Silencio. Creí que después de semejante vaciada me había colgado, pero otra vez me equivoqué con ella. Soltó una risotada y luego dijo: “Ahí está el cuento. Mañana a las 2:00 de la tarde nos vemos en frente del parque del castillo”.

¿Qué, qué? Colgó y me quedé un rato suspendido, esperando que pasara algo. Reacción en cadena. No dije que sí, pero estaba comprometido. Julián tenía reunión a las 2:00 de la tarde en el colegio y me habían dejado de acudiente, pero no podía faltar a la cita con Silvi, mucho menos cancelar. Pobre Julián, pa’l carajo todo.

Iba en lo de Silvina. La mujer me puso a sufrir desde el principio y yo matado con ella. Soy el testimonio de que la mierdoterapia funciona, ahí me tenía en la palma de la mano. Me emperifollé con la loción fina de mi papá, me peiné con gel de mil maneras y por puro pinche me puse los zapatos de cuero.

Toda la mañana me la pasé ante el espejo y me tocó irme sin almorzar para no tener que encontrarme con Julián, porque donde se enterara me armaba el escándalo. Aparte de todo, me empaqué la plata que mi papá había dejado para mercar.

La cita… Después de todo este tiempo digo que fue un logro. Primero, que una muchacha de esas como Silvina se fijara mí era increíble. Además, que me considerara interesante era demasiado.

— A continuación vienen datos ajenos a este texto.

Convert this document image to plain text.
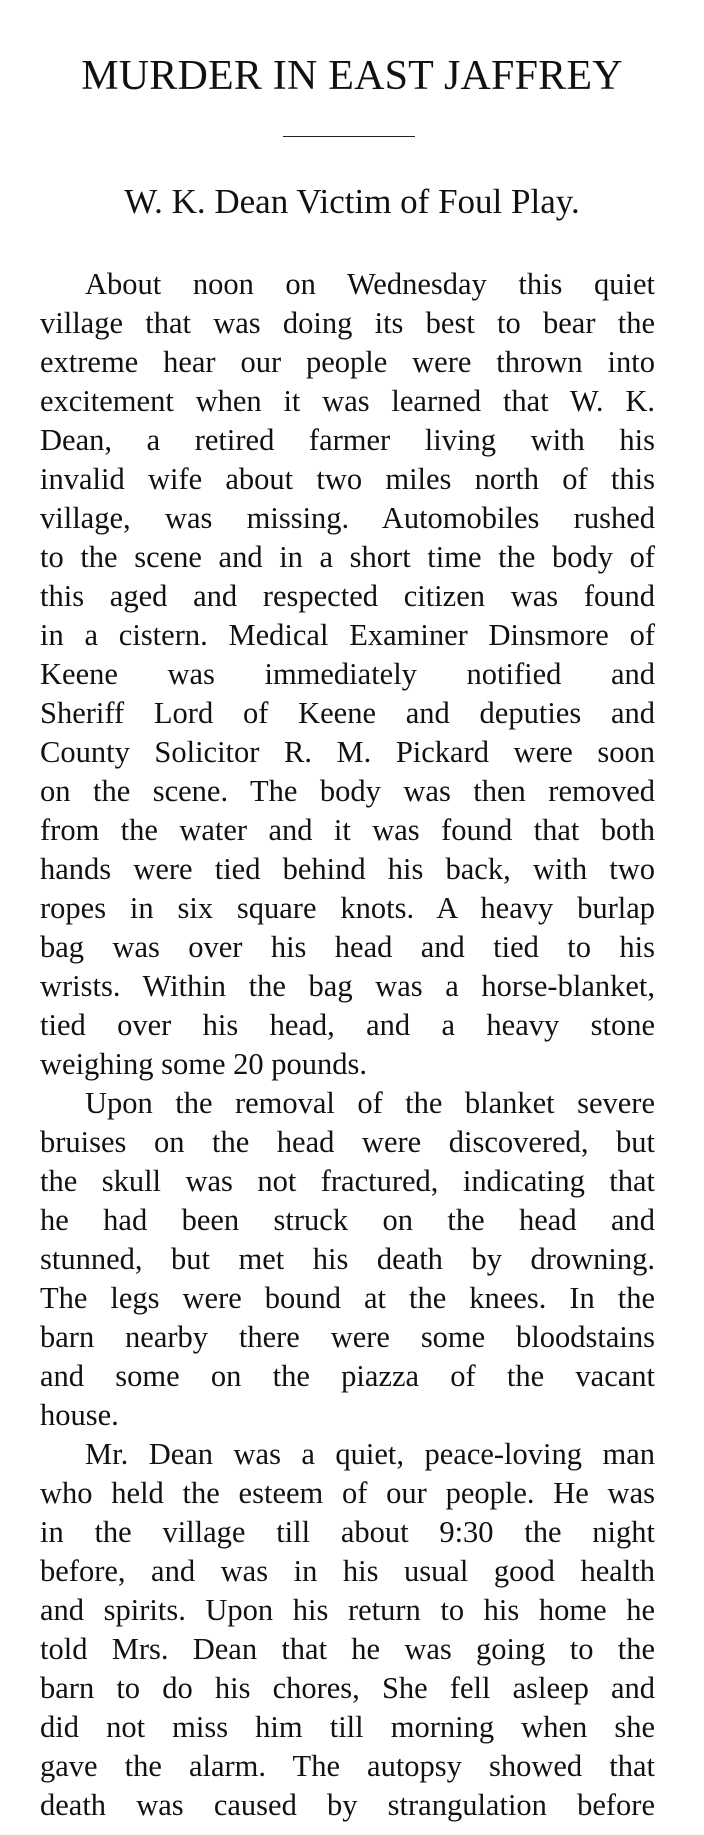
MURDER IN EAST JAFFREY
W. K. Dean Victim of Foul Play.
About noon on Wednesday this quiet
village that was doing its best to bear the
extreme hear our people were thrown into
excitement when it was learned that W. K.
Dean, a retired farmer living with his
invalid wife about two miles north of this
village, was missing. Automobiles rushed
to the scene and in a short time the body of
this aged and respected citizen was found
in a cistern. Medical Examiner Dinsmore of
Keene was immediately notified and
Sheriff Lord of Keene and deputies and
County Solicitor R. M. Pickard were soon
on the scene. The body was then removed
from the water and it was found that both
hands were tied behind his back, with two
ropes in six square knots. A heavy burlap
bag was over his head and tied to his
wrists. Within the bag was a horse-blanket,
tied over his head, and a heavy stone
weighing some 20 pounds.
Upon the removal of the blanket severe
bruises on the head were discovered, but
the skull was not fractured, indicating that
he had been struck on the head and
stunned, but met his death by drowning.
The legs were bound at the knees. In the
barn nearby there were some bloodstains
and some on the piazza of the vacant
house.
Mr. Dean was a quiet, peace-loving man
who held the esteem of our people. He was
in the village till about 9:30 the night
before, and was in his usual good health
and spirits. Upon his return to his home he
told Mrs. Dean that he was going to the
barn to do his chores, She fell asleep and
did not miss him till morning when she
gave the alarm. The autopsy showed that
death was caused by strangulation before
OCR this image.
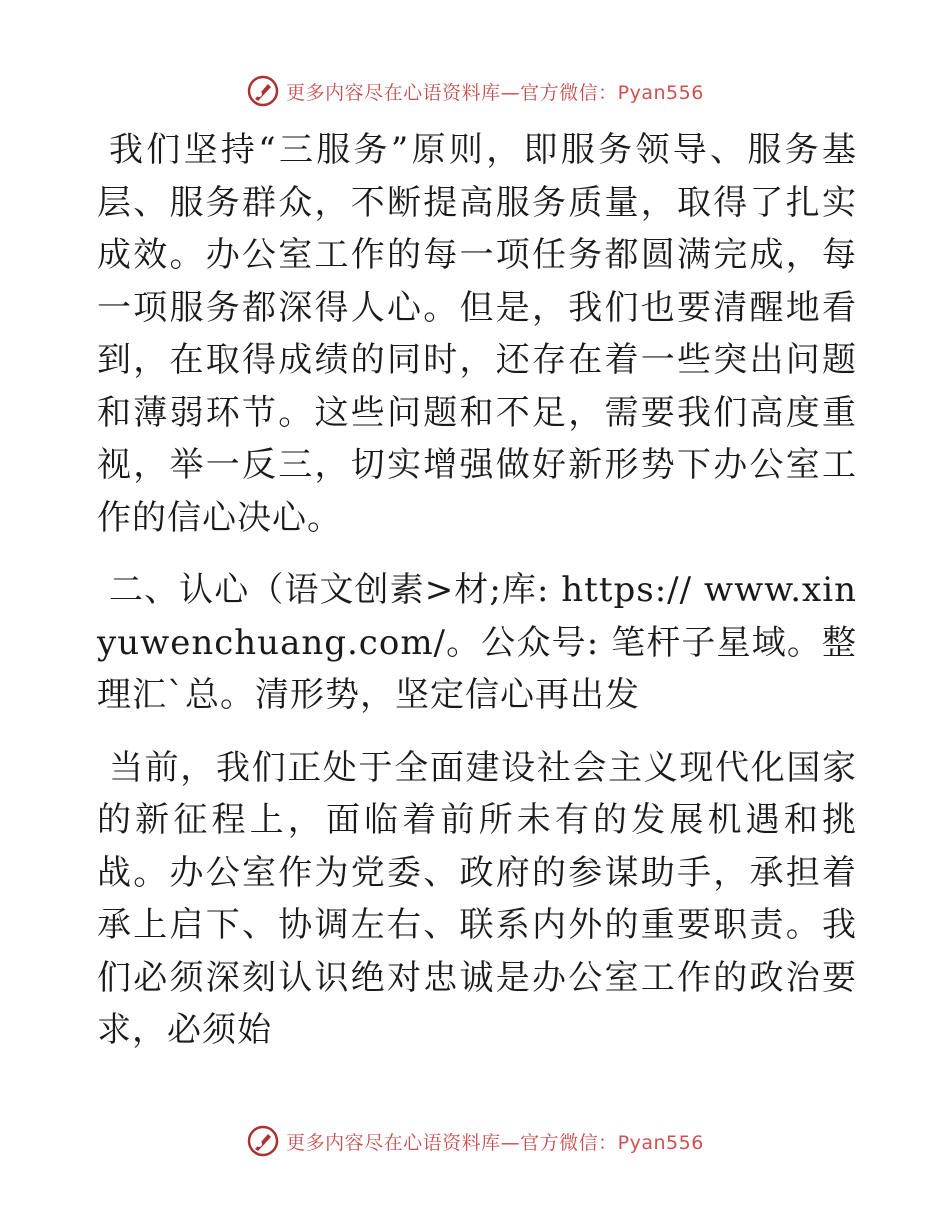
更多内容尽在心语资料库—官方微信：Pyan556

我们坚持“三服务”原则，即服务领导、服务基层、服务群众，不断提高服务质量，取得了扎实成效。办公室工作的每一项任务都圆满完成，每一项服务都深得人心。但是，我们也要清醒地看到，在取得成绩的同时，还存在着一些突出问题和薄弱环节。这些问题和不足，需要我们高度重视，举一反三，切实增强做好新形势下办公室工作的信心决心。

二、认心（语文创素>材;库: https:// www.xinyuwenchuang.com/。公众号: 笔杆子星域。整理汇`总。清形势，坚定信心再出发

当前，我们正处于全面建设社会主义现代化国家的新征程上，面临着前所未有的发展机遇和挑战。办公室作为党委、政府的参谋助手，承担着承上启下、协调左右、联系内外的重要职责。我们必须深刻认识绝对忠诚是办公室工作的政治要求，必须始

更多内容尽在心语资料库—官方微信：Pyan556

Eso me dijo cuando llegó al parque del castillo, justo a las 3 de la tarde cuando yo ya había perdido las esperanzas. Ni me mintió, ni me explicó por qué llegó tarde. Le di un pico en la mejilla y le extendí la mano, pero me agarró todo el brazo. Me hizo feliz con eso. El cuadro no me lo imaginaba, una señorita de publicidad, de esas que le ponían filosofía al 2+2 y que escuchaba música que no sale en la radio. Mejor dicho. Sin embargo, yo no dejaba de hablar. Le conté de todo en tres horas y ella me escuchó hasta los suspiros. Comimos helado, vimos un grupo que tocaba en el parque. Le compré pizza, un libro de los que había leído para encontrar la superpalabra y una manilla de hippie para que me recordara. La fui a dejar a la casa y en la puerta, cuando ya estaba listo y bien puesto para el beso… “chao, nos vemos”. Y cerró la puerta.

Mal, quedé frío. Nada, ni una sonrisa pues. Como un amiguito de la ruta del colegio que la acompañó hasta la casa. Le había contado hasta lo de la barriguita de mi mamá y no cedió nada.

Ni un toquecito de mano. Ni la frase de dedicatoria del libro sirvió: “Para la mujer que embellece entre palabras”. Nada, como un poste.

El balance de la tarde era desastroso. No fui a la reunión de Julián. Mi papá y Rosalía llegaron antes que yo y se enteraron de que a mi hermano no lo dejaron entrar al colegio, porque el acudiente no había asistido al regaño que le tenía preparado el rector. “Y si no aparecen sus acudientes, mejor no vuelva”. De la plata del mercado sólo me sobró lo del pasaje de la casa de Silvina a la mía. Un compañero me dejó razón con mi papá de que el profesor de Química había hecho un examen sorpresa y que me tocaba habilitar la materia por baja asistencia. Malo, malo, pero pésimo y perverso. Nefasto, hijueputa.   

Ahí lo tiene señor psicólogo, escribí lo que se me ocurrió.